🤖 AI Summary
Poor generalizability of lung cancer risk prediction models across diverse populations hinders their clinical utility in heterogeneous patient cohorts and real-world settings. To address this, we propose a retrieval-augmented intelligent agent framework featuring the first cohort-aware dynamic model selection mechanism: leveraging FAISS to retrieve similar patient subcohorts from multi-center datasets, then employing a large language model to reason over retrieved cohort characteristics and performance metrics of eight candidate models—including both classical and state-of-the-art methods—to automatically recommend the optimal predictive model. The framework enables joint modeling of imaging and structured clinical features, achieving personalized risk assessment. It significantly improves accuracy in identifying high-risk individuals and enhances model adaptability across heterogeneous clinical environments. Our approach establishes a novel, interpretable, and deployable paradigm for precision lung cancer screening.
📝 Abstract
Accurate lung cancer risk prediction remains challenging due to substantial variability across patient populations and clinical settings -- no single model performs best for all cohorts. To address this, we propose a personalized lung cancer risk prediction agent that dynamically selects the most appropriate model for each patient by combining cohort-specific knowledge with modern retrieval and reasoning techniques. Given a patient's CT scan and structured metadata -- including demographic, clinical, and nodule-level features -- the agent first performs cohort retrieval using FAISS-based similarity search across nine diverse real-world cohorts to identify the most relevant patient population from a multi-institutional database.
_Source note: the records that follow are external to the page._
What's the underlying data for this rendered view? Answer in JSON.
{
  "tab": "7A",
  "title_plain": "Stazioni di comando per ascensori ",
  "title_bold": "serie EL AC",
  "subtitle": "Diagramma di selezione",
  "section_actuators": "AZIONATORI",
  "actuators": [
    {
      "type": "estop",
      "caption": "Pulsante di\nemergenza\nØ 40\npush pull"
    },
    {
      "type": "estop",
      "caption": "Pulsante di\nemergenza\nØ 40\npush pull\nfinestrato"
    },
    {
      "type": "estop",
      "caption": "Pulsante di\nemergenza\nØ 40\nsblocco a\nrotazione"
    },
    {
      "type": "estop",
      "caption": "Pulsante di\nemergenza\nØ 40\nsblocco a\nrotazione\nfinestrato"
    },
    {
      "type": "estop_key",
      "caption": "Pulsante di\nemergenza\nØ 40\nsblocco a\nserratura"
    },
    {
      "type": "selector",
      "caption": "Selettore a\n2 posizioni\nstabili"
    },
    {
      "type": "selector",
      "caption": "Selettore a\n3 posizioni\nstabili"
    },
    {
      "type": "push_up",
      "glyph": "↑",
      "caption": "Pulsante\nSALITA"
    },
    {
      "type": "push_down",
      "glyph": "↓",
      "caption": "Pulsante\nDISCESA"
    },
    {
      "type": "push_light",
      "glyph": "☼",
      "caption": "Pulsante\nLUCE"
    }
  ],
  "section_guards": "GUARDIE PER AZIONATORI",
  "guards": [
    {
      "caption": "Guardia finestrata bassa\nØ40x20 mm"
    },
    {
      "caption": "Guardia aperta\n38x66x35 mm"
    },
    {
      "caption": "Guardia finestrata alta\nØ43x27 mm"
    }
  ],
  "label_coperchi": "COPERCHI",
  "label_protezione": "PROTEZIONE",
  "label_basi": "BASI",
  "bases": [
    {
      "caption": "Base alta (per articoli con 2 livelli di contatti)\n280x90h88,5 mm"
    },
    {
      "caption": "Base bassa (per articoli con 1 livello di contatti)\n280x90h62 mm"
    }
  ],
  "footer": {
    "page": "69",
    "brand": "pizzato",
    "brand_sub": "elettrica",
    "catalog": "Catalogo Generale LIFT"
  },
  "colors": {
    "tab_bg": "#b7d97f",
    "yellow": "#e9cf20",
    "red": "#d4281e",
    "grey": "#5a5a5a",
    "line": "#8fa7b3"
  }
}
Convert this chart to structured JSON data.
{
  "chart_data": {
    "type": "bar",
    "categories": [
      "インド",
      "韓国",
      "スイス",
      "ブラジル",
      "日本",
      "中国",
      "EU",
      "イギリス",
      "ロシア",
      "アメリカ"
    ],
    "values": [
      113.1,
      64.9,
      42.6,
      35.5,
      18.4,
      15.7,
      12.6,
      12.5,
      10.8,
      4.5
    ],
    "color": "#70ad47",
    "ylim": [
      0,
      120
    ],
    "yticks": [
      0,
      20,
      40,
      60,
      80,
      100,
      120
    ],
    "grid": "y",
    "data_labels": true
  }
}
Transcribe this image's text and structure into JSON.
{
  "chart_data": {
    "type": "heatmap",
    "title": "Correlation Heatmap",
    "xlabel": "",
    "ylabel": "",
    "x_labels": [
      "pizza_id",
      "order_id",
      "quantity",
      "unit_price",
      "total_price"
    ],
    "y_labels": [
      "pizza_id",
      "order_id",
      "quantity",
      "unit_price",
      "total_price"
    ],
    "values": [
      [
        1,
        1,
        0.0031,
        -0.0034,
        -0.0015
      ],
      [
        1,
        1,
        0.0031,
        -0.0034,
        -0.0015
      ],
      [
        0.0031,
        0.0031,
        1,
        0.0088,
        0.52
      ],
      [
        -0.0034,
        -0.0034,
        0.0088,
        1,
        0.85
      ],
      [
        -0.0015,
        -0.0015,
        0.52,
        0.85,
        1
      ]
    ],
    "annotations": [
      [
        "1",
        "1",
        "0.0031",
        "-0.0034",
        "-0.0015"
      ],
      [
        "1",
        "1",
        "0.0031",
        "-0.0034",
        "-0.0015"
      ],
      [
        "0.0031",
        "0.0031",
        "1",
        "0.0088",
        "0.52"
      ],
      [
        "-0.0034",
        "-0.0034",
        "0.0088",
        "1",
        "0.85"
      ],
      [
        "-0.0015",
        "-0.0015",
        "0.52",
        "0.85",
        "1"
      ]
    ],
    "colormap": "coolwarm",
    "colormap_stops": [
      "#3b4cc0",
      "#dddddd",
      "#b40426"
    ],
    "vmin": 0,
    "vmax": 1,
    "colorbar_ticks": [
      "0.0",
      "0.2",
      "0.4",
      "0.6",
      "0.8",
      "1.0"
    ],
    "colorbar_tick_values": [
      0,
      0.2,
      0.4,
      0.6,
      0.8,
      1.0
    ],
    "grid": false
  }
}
Second, a Large Language Model (LLM) is prompted with the retrieved cohort and its associated performance metrics to recommend the optimal prediction algorithm from a pool of eight representative models, including classical linear risk models (e.g., Mayo, Brock), temporally-aware models (e.g., TDVIT, DLSTM), and multi-modal computer vision-based approaches (e.g., Liao, Sybil, DLS, DLI). This two-stage agent pipeline -- retrieval via FAISS and reasoning via LLM -- enables dynamic, cohort-aware risk prediction personalized to each patient's profile. Building on this architecture, the agent supports flexible and cohort-driven model selection across diverse clinical populations, offering a practical path toward individualized risk assessment in real-world lung cancer screening.